バケットを定義する際のガイドラインは、バケットの fast_typicalslow_typicalslow_tail を互いの指標の範囲内に保つことです。このガイドラインでは、バケットの範囲が広すぎないようにしています。バケット間の重複やギャップを避けないようにすることをおすすめします。

バケット fast_typical slow_typical slow_tail deadline
100 ミリ秒 1 秒 10 秒 30 秒
600 ミリ秒 6 秒 60 秒(1 分) 300 秒
3 秒 30 秒 300 秒(5 分) 10 分
最大 30 秒 6 分 60 分(1 時間) 3 時間
特大 5 分 50 分 500 分(8 時間) 12 時間

これにより、api.method: SMALL => [1s, 10s] のようなルールになります。この場合、SLO トラッキング システムでは、リクエストを確認し、バケットを判別します(メソッド名や URI を解析して、ルックアップ テーブルと比較します)。
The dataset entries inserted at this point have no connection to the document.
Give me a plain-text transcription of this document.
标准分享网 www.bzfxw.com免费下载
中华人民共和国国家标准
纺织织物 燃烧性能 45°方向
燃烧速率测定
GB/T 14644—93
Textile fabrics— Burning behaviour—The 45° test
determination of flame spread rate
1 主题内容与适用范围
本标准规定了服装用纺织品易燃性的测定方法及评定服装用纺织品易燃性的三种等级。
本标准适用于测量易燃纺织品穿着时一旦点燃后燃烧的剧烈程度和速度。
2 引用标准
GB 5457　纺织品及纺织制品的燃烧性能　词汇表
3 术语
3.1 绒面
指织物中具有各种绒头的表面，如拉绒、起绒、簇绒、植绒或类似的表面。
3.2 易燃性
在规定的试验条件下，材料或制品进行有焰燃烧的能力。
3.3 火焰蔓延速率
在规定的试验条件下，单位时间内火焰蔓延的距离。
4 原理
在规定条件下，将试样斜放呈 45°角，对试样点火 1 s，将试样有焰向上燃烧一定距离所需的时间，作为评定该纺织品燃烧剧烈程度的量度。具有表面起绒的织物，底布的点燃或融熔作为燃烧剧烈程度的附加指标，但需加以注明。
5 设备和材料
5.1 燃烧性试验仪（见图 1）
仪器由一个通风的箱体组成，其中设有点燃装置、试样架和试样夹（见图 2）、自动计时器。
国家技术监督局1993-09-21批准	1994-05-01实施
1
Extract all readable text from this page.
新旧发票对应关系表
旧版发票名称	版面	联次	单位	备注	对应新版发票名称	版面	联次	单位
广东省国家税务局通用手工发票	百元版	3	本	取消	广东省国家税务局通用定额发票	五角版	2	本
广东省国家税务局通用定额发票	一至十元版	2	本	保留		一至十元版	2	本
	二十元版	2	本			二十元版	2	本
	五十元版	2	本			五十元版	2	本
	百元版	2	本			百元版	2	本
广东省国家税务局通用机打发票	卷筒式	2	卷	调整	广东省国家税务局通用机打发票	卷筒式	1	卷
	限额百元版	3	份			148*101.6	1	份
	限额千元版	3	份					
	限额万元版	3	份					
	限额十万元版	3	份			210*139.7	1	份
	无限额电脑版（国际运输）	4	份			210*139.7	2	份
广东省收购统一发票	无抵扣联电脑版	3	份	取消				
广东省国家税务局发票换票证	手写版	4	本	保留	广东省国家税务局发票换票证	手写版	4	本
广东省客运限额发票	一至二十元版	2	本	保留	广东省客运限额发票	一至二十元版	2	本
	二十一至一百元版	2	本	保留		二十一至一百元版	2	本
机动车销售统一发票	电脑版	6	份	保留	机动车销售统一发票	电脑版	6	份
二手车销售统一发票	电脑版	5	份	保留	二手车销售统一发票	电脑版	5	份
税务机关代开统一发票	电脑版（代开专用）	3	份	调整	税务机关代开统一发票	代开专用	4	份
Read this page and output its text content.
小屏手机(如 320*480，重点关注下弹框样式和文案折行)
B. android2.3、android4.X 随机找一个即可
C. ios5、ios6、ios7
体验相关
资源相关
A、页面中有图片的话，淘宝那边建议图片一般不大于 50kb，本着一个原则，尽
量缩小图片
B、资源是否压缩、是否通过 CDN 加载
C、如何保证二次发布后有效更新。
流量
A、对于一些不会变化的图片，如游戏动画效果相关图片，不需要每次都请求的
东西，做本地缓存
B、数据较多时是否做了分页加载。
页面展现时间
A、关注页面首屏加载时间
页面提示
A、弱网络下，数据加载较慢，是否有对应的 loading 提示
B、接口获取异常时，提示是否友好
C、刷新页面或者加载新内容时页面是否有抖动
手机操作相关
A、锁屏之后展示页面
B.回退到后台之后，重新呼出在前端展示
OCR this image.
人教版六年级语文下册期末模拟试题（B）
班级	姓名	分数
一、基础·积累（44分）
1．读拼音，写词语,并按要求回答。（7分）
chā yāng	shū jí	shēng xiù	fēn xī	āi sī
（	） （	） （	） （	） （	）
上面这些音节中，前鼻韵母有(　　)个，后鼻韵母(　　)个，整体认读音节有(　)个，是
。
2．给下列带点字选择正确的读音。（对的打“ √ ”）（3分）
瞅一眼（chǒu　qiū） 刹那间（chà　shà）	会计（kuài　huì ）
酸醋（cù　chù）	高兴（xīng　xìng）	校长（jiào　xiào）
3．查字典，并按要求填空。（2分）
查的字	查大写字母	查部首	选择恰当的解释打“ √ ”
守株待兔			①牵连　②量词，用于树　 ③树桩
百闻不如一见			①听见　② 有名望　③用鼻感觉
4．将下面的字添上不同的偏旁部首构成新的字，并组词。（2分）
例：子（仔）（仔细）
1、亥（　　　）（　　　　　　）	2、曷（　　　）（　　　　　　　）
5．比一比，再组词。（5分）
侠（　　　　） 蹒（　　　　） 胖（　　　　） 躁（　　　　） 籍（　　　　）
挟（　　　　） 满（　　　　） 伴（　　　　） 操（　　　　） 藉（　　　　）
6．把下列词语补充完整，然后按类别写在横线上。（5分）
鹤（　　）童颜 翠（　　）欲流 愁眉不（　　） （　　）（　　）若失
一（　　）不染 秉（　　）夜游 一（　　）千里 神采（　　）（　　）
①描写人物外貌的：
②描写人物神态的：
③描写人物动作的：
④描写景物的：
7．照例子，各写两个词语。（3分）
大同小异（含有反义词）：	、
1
次に、そのリクエストのランタイムを基に統計情報を更新します。700 ミリ秒の場合、slow_typical ターゲット内に含まれます。3 秒であれば、slow_tail 内に含まれます。22 秒の場合、slow_tail は超過しますが、エラーではありません。

ユーザー満足度の観点からは、テール レイテンシを満たさなかった場合は、使用不可能と同等であると考えることができます(つまり、レスポンスが非常に遅いため、失敗とみなされます)。そのため、可用性と同じパーセンテージを使用することをおすすめします。次に例を示します。

全リクエストの 99.95% は 10 秒以内に満たされる。

通常のレイテンシとみなされる範囲は、お客様次第です。Google 内の一部のチームでは 90% を適切な目標とみなしています。これは分析と、slow_typical の期間の選択に関連しています。例:

すべてのリクエストの 90% は 1 秒以内に処理される。

推奨アラート

これらのガイドラインを考慮し、SLO アラートの推奨ベースライン セットを次の表に示します。

SLO 測定期間 バーンレート アクション

可用性、高速バーン

通常のレイテンシ

テール レイテンシ

1 時間 SLO 違反から 24 時間未満 連絡する

可用性、低速バーン

通常のレイテンシ、低速バーン

テール レイテンシ、低速バーン

7 日間 SLO 違反から 24 時間超 チケットを作成する

SLO アラートは、取得に時間のかかるスキルです。このセクションの期間は推奨値であり、独自のニーズと精度に応じて調整できます。アラートを測定期間やエラー バジェットの支出と一緒に利用することも、高速バーンと低速バーンの間に別のアラート層を追加して活用することもできます。